Karanganyar, Kamis 26 Oktober 2017

137 Desa di Kabupaten Karanganyar akan menerima dana bantuan keuangan desa. Dana sebesar Rp25 miliar 85 juta disalurkan untuk pembangunan sarana dan prasarana di tingkat pedesaan.

Sebelum pencairan dana bantuan keuangan untuk pedesaan, Pemkab Karanganyar melalui Badan Perencanaan , Penelitian dan Pembangunan (Baperlitbang) Kabupaten Karanganyar menggelar Sosialisasi bantuan keuangan desa kepada perangkat desa se Karanganyar di Pendopo Rumah Dinas Bupati Karanganyar, Kamis (20/10/2017).

Dalam sosialisasi dihadiri Sekda Karanganyar didampingi Kepala Baperlitbang Karanganyar. Sekretaris Daerah Karanganyar, Samsi dalam sambutannya menuturkan dana bantuan keuangan akan digelontorkan 137 desa di 16 Kecamatan di Kabupaten Karanganyar.
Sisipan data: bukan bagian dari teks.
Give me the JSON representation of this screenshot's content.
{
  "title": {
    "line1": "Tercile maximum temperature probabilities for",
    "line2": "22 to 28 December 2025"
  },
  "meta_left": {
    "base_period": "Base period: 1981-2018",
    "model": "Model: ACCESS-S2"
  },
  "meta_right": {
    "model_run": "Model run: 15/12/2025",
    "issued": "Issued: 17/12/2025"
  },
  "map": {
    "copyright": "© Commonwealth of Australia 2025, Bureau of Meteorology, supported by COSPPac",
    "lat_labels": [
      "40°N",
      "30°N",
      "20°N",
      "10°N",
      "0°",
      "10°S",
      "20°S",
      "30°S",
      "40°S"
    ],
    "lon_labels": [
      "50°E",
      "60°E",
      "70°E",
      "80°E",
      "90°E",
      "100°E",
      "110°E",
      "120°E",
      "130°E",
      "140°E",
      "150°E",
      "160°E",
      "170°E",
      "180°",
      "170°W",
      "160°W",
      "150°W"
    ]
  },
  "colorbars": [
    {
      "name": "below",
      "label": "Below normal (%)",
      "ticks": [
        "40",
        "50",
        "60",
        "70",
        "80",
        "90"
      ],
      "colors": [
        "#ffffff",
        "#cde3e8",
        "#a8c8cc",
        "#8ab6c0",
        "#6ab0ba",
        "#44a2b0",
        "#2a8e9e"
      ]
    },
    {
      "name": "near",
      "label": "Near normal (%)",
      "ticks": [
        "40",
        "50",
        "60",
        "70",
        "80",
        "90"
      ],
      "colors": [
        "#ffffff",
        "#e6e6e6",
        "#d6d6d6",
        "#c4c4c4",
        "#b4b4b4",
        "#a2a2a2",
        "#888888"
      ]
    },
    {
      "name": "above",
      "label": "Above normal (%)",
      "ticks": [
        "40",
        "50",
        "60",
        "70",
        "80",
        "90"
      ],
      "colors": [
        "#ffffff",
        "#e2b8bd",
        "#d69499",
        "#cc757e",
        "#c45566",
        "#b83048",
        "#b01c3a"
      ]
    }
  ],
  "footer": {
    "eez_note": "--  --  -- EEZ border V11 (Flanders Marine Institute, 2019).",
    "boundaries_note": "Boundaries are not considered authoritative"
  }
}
Untuk penyalurannya, Pemkab menggandeng Polres Karanganyar untuk pengawasannya.

“Pagi ini tadi telah dilakukan MOU Bupati dengan Kapolres terkait pengawasan dana desa,”jelasnya.
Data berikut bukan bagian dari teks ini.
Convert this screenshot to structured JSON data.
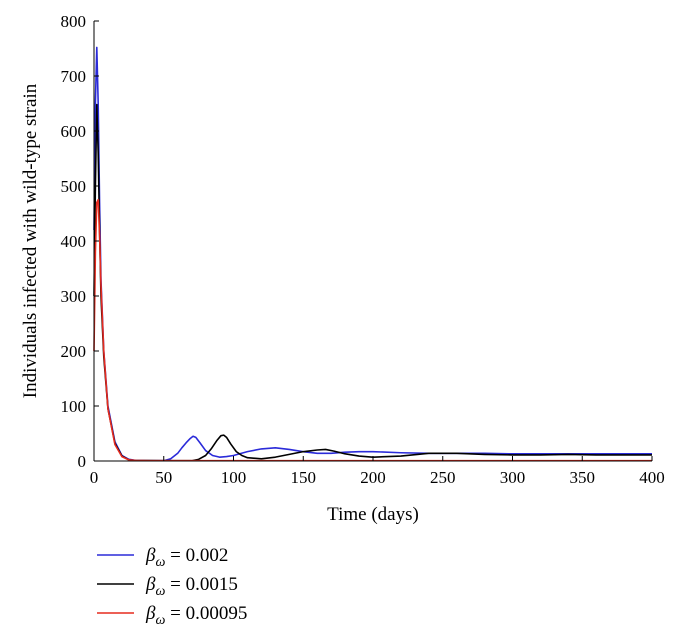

Ia berharap Pemerintah Desa dapat memanfaatkan dana bankeudes tersebut sesuai dengan proposal yang telah diajukan. Selain itu proposal harus diajukan sebelum KUA-PPAS.
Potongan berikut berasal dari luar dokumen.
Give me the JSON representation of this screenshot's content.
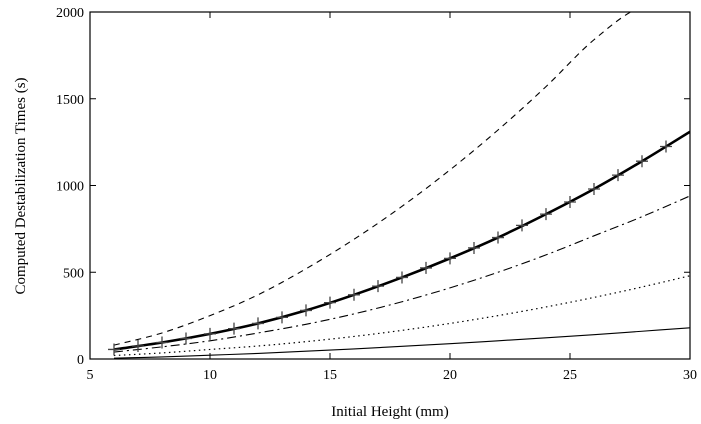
{
  "chart_data": {
    "type": "line",
    "title": "",
    "xlabel": "Initial Height (mm)",
    "ylabel": "Computed Destabilization Times (s)",
    "xlim": [
      5,
      30
    ],
    "ylim": [
      0,
      2000
    ],
    "xticks": [
      5,
      10,
      15,
      20,
      25,
      30
    ],
    "yticks": [
      0,
      500,
      1000,
      1500,
      2000
    ],
    "x_tick_labels": [
      "5",
      "10",
      "15",
      "20",
      "25",
      "30"
    ],
    "y_tick_labels": [
      "0",
      "500",
      "1000",
      "1500",
      "2000"
    ],
    "grid": false,
    "legend": "none",
    "x": [
      6,
      8,
      10,
      12,
      14,
      16,
      18,
      20,
      22,
      24,
      26,
      28,
      30
    ],
    "series": [
      {
        "style": "dashed",
        "values": [
          80,
          150,
          250,
          370,
          520,
          690,
          880,
          1090,
          1320,
          1570,
          1840,
          2030,
          2030
        ]
      },
      {
        "style": "thick-solid",
        "values": [
          55,
          95,
          145,
          205,
          280,
          370,
          470,
          580,
          700,
          835,
          980,
          1140,
          1310
        ]
      },
      {
        "style": "dash-dot",
        "values": [
          40,
          70,
          105,
          150,
          200,
          260,
          330,
          410,
          500,
          600,
          710,
          820,
          940
        ]
      },
      {
        "style": "dotted",
        "values": [
          20,
          35,
          55,
          75,
          100,
          130,
          165,
          205,
          250,
          300,
          355,
          415,
          480
        ]
      },
      {
        "style": "thin-solid",
        "values": [
          5,
          12,
          22,
          32,
          45,
          58,
          73,
          88,
          105,
          122,
          140,
          160,
          180
        ]
      }
    ],
    "markers": {
      "symbol": "+",
      "x": [
        6,
        7,
        8,
        9,
        10,
        11,
        12,
        13,
        14,
        15,
        16,
        17,
        18,
        19,
        20,
        21,
        22,
        23,
        24,
        25,
        26,
        27,
        28,
        29
      ],
      "values": [
        55,
        75,
        95,
        118,
        145,
        175,
        205,
        240,
        280,
        325,
        370,
        420,
        470,
        525,
        580,
        640,
        700,
        770,
        835,
        905,
        980,
        1060,
        1140,
        1225
      ]
    }
  }
}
“Untuk penganggaran semua harus mengajukan proposal kepada Bupati. Untuk proyek sarana dan prasarana dialokasikan 5 persen. Untuk pencairan langsung ditransfer ke rekening Pemerintah Desa,”katanya.

Sementara itu Inspektur pada Inspektorat Karanganyar, Sucahyo menjelaskan penggunaan dana desa diawasi oleh pihak Kepolisian oleh karenanya jangan sampai terjebak pada regulasi yang kurang dipahami.

“Penandatanganan kesepakatan bersama Bupati dan Kapolres tentang dana desa. Penyaluran dana desa akan dikawal dan diawasi langsung Kepolisian. Dan tugas pengawasan ini juga diberikan kepada Babinkantibmas,”tuturnya.

Dijelaskan Bankeu mekanismenya melalui APBDes dan Kepala Desa harus mengetahui. Bankeu untuk Surat Pertanggung Jawabannya (SPJ) harus sesuai realisasinya dengan dilapangan.

“Jika masih sisa, maka sisanya itu dimasukkan dalam rekening untuk SILPA untuk dianggarkan tahun depan. Jadi kuncinya dana desa dapat digunakan sesuai  dengan volumenya,”jelas Sucahyo.